So it looks like the init container isn't recognising that it should be useful Kerberos login for HDFS

liyinan926 commented 6 years ago

Ah, yes, the Kerberos support was not added for the init-container. @ifilonenko .

ifilonenko commented 6 years ago

The secret with the appropriate Kerberos is mounted after the init-container is launched. As such it would require for you to pre-populate the secret with your job users’ delegation token for the init container to see it. In our upstreaming process we are removing the init-container and launching spark-submit from the driver. As such, the init-container will soon be deprecated.

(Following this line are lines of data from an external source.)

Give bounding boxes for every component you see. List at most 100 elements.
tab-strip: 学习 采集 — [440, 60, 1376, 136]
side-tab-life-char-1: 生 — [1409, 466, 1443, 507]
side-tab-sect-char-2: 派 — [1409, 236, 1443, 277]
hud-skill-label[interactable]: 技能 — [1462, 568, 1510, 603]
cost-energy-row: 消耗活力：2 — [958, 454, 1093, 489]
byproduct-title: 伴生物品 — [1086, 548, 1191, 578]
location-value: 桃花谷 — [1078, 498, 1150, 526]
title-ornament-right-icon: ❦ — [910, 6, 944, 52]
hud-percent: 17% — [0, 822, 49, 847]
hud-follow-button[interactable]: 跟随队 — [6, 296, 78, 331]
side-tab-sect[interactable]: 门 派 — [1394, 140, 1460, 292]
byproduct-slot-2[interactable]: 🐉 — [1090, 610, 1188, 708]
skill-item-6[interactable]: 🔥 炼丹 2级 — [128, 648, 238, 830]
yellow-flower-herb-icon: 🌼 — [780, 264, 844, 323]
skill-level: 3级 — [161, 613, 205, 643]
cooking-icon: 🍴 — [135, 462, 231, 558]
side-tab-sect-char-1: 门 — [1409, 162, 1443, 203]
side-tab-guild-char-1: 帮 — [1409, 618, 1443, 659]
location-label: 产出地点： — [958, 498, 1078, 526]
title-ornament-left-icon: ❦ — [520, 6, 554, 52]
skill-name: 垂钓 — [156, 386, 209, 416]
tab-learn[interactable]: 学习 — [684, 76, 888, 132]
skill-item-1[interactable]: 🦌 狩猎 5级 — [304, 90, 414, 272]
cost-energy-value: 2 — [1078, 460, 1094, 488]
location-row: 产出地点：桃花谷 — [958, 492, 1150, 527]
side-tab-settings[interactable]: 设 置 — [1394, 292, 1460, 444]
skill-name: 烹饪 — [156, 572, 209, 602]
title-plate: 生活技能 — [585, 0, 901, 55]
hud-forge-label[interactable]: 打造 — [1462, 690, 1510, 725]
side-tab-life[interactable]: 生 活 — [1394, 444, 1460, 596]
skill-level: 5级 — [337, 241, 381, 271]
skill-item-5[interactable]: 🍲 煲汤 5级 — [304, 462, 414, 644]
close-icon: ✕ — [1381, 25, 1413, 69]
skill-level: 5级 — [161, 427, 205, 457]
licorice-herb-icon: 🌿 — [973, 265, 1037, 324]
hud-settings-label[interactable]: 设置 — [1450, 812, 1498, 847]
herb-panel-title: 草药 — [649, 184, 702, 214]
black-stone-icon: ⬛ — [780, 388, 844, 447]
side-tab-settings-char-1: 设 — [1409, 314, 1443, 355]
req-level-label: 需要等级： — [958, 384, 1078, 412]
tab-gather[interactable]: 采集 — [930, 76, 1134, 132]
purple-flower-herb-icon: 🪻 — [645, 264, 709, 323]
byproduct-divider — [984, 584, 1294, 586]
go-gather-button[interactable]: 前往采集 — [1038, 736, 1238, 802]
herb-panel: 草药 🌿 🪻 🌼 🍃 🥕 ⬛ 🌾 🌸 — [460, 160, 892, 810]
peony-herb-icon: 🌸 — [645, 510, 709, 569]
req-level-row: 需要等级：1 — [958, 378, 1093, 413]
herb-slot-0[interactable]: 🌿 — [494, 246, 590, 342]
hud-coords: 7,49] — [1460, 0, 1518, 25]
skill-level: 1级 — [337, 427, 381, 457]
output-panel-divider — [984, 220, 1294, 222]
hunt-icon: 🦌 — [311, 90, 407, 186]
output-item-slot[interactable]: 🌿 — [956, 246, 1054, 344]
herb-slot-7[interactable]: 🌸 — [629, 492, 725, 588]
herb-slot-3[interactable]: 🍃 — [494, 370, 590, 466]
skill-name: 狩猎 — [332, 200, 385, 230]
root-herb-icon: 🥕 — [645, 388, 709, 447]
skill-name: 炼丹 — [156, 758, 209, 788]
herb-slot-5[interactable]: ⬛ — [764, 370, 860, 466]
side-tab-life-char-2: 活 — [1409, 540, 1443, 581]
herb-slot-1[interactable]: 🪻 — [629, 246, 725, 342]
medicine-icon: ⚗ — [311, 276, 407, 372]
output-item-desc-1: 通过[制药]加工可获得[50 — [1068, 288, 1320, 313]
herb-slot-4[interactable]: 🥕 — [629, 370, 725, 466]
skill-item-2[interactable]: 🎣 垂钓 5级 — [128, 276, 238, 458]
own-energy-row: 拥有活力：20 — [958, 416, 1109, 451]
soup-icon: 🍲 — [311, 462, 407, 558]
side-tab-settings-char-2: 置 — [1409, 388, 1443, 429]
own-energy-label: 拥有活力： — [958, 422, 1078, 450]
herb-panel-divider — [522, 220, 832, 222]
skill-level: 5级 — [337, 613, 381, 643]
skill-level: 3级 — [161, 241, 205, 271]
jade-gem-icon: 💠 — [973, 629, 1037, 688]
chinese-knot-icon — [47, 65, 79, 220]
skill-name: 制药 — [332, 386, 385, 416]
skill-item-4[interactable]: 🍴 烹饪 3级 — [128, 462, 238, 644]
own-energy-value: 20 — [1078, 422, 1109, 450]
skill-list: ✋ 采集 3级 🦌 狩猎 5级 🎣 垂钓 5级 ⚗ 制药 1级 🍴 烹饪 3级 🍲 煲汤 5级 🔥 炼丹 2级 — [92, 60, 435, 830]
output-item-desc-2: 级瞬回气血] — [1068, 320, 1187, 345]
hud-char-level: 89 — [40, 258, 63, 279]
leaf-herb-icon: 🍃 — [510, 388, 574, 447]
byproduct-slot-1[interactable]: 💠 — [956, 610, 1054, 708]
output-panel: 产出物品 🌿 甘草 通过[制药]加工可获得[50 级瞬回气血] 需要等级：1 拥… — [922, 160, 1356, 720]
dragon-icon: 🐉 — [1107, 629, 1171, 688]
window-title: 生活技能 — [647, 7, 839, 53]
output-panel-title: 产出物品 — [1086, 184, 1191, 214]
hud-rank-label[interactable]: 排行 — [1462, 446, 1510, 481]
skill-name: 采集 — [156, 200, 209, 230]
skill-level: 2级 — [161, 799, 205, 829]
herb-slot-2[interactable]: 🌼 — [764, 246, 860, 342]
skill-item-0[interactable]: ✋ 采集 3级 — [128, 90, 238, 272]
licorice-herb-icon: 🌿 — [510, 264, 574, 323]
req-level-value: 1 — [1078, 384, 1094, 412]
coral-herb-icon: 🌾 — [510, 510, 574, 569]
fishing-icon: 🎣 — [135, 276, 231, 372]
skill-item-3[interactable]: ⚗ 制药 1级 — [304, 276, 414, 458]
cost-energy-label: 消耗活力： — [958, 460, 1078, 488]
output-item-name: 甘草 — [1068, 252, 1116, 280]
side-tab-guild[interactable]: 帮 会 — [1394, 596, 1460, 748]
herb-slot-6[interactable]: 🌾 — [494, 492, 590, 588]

rvesse commented 6 years ago

@ifilonenko In which branch/repo is that? We need to get Kerberos support usable for our customers ASAP so we are happy to use a cutting edge branch if necessary

ifilonenko commented 6 years ago

Kerberos should be enabled on branch-2.2-kubernetes as I have tested this myself. It just doesn’t support interaction from the init-container as that wasn’t a use case that we thought was necessary at that point in time.

liyinan926 commented 6 years ago

@ifilonenko I think we should mount the same secret that stores the delegation token into the init-container. This is the case for general secrets: we always mount each user-specified secret into both the init-container and main container.

rvesse commented 6 years ago

Working on a fix for this internally, will post a PR once I have validated the fix

ifilonenko commented 6 years ago

thanks @rvesse :) I will review it.